# Sketching the graph of trigonometric functions involving absolute value function

How do I sketch the graph of $\tan |x|?$

I know that the modulus over $|x|$ can be thought of as the angle (in radians) will always be positive which implies that the angle is always measured anti-clockwise. But I seem to get no idea about sketching it correctly.

I know how a graph changes when we put absolute value function. Also I don't have any texts that explains such graphs.

Any reference from the web to learn such graphs are welcome.

Kindly help.

## 3 Answers

First, draw the graph for $x>0$. This will be the same graph than $\tan x$. Then, since $\tan |-x|=\tan |x|$, the graph of the function will be symmetric w.r.t the axis $x=0$. Hence, you can draw the part $x<0$ just by using the symmetry of the function.

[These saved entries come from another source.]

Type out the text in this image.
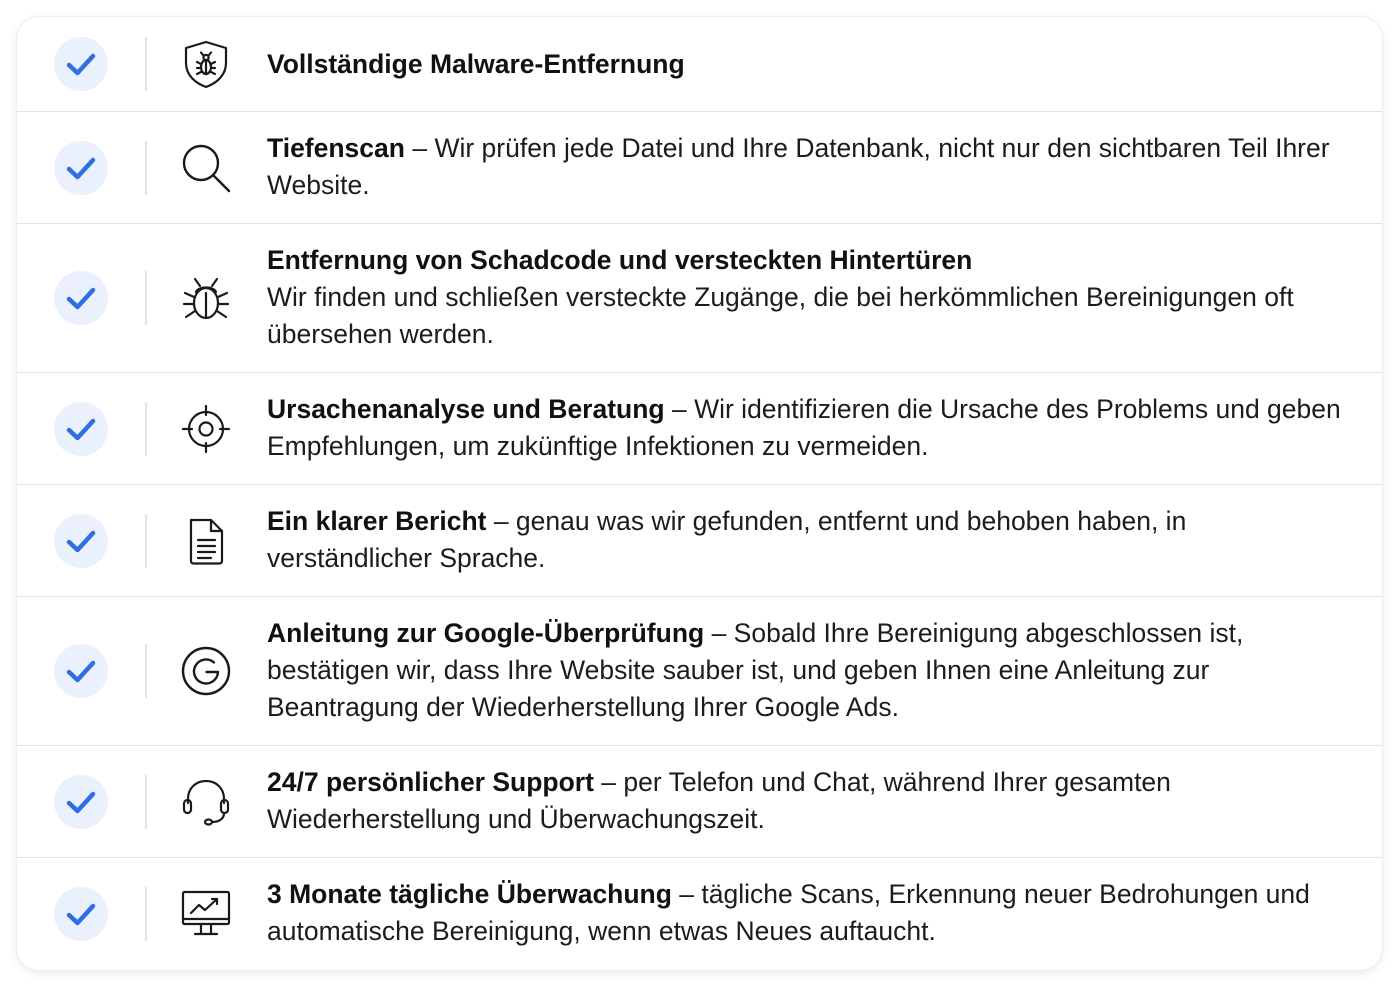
Vollständige Malware-Entfernung
Tiefenscan – Wir prüfen jede Datei und Ihre Datenbank, nicht nur den sichtbaren Teil Ihrer Website.
Entfernung von Schadcode und versteckten Hintertüren
Wir finden und schließen versteckte Zugänge, die bei herkömmlichen Bereinigungen oft übersehen werden.
Ursachenanalyse und Beratung – Wir identifizieren die Ursache des Problems und geben Empfehlungen, um zukünftige Infektionen zu vermeiden.
Ein klarer Bericht – genau was wir gefunden, entfernt und behoben haben, in verständlicher Sprache.
Anleitung zur Google-Überprüfung – Sobald Ihre Bereinigung abgeschlossen ist, bestätigen wir, dass Ihre Website sauber ist, und geben Ihnen eine Anleitung zur Beantragung der Wiederherstellung Ihrer Google Ads.
24/7 persönlicher Support – per Telefon und Chat, während Ihrer gesamten Wiederherstellung und Überwachungszeit.
3 Monate tägliche Überwachung – tägliche Scans, Erkennung neuer Bedrohungen und automatische Bereinigung, wenn etwas Neues auftaucht.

Hint $f(-x)=f(x)$ so that's an even function. So we know the graph of $tan(x)$ for positive $x$ . Repeat the same graph in negative x axis. Note that the function is symmetric about Y-axis.

Draw or plot together on same graph sheet

$$y= \tan x,(x>0) ,\, y= - \tan x, (x<0)$$

The graph lines have symmetry about y-axis. It is an even function, even or mirrored about y-axis with a slope discontinuity at the origin. In fact if you hold up a mirror on y-axis and look at the real graph and virtual image you can see the full graph.